During an OSHA inspection, a CSHO will first confirm that you’ve completed an assessment of foot injury hazards. If foot injury hazards are present at your facility or worksite, the CSHO will confirm that workers have footwear that meet the requirements of one of the above industry consensus standards.
The CSHO may also check for the following:
- Metatarsal guards to protect the top of the foot;
- Toe guards;
- Combination foot and shin guards;
- Safety shoes or boots that protect against impact, compression, and puncture hazards or that have heat-resistant soles that protect against hot work surfaces;
- Electrically conductive shoes to protect against the buildup of static electricity;
- Electrical hazard safety-toe shoes or boots; or
- Foundry shoes to insulate the feet from the extreme heat of molten metal.
Hazards requiring hand protection include skin absorption of harmful substances; chemical burns; harmful temperature extremes; punctures; severe abrasions, cuts, or lacerations; sharp objects; and thermal burns.
You must provide employees with the hand protection appropriate for the working conditions and hazards identified in your facility.
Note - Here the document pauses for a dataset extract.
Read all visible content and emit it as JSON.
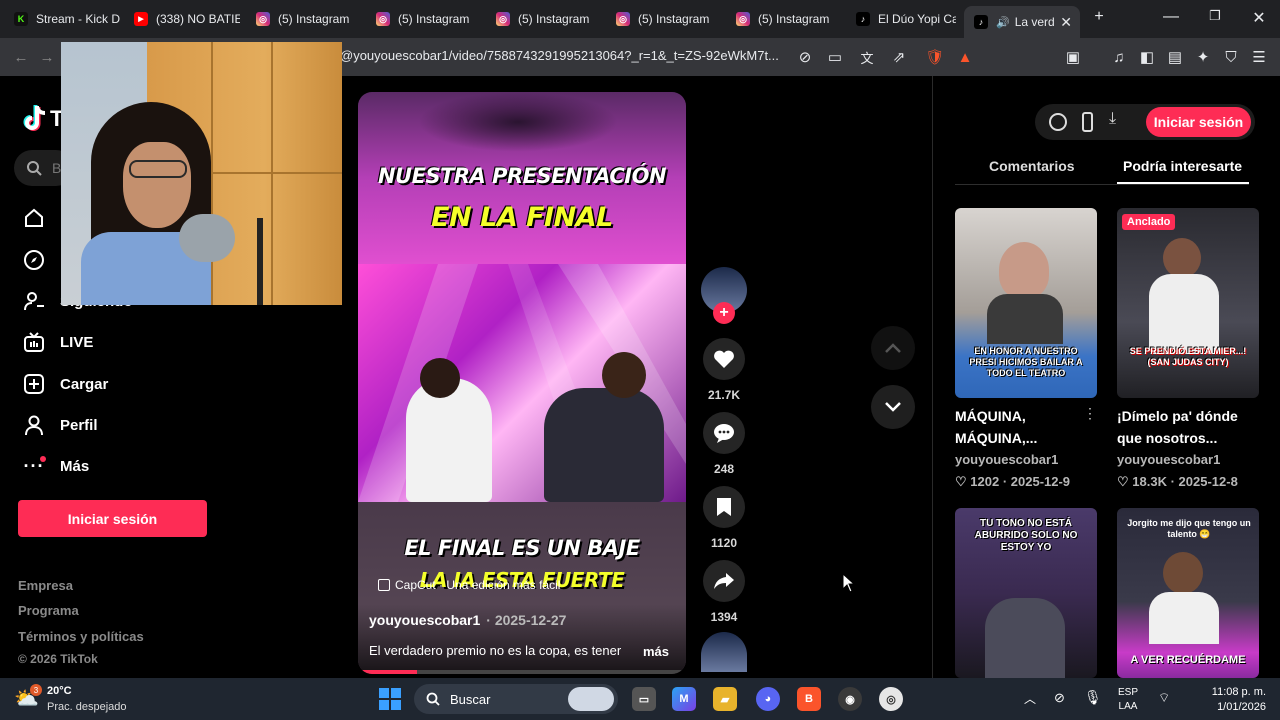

An agency CSHO will check during an inspection that all affected workers have appropriate hand protection whenever hazards can’t be eliminated through engineering, work practice, or administrative controls.
Electrical protective equipment
Electrical protective equipment includes rubber insulating blankets, rubber insulating covers, rubber insulating gloves, rubber insulating line hoses, rubber insulating matting, and rubber insulating sleeves.
During an OSHA inspection, the CSHO will check whether insulating equipment has been inspected for damage before each day’s use and immediately following an incident that could cause damage; whether protective equipment is maintained in a safe, reliable condition; and that electrical protective equipment has been periodically tested.
Knowing that one of OSHA’s PPE standards is one of its top 10 most cited, it’s worth checking your compliance.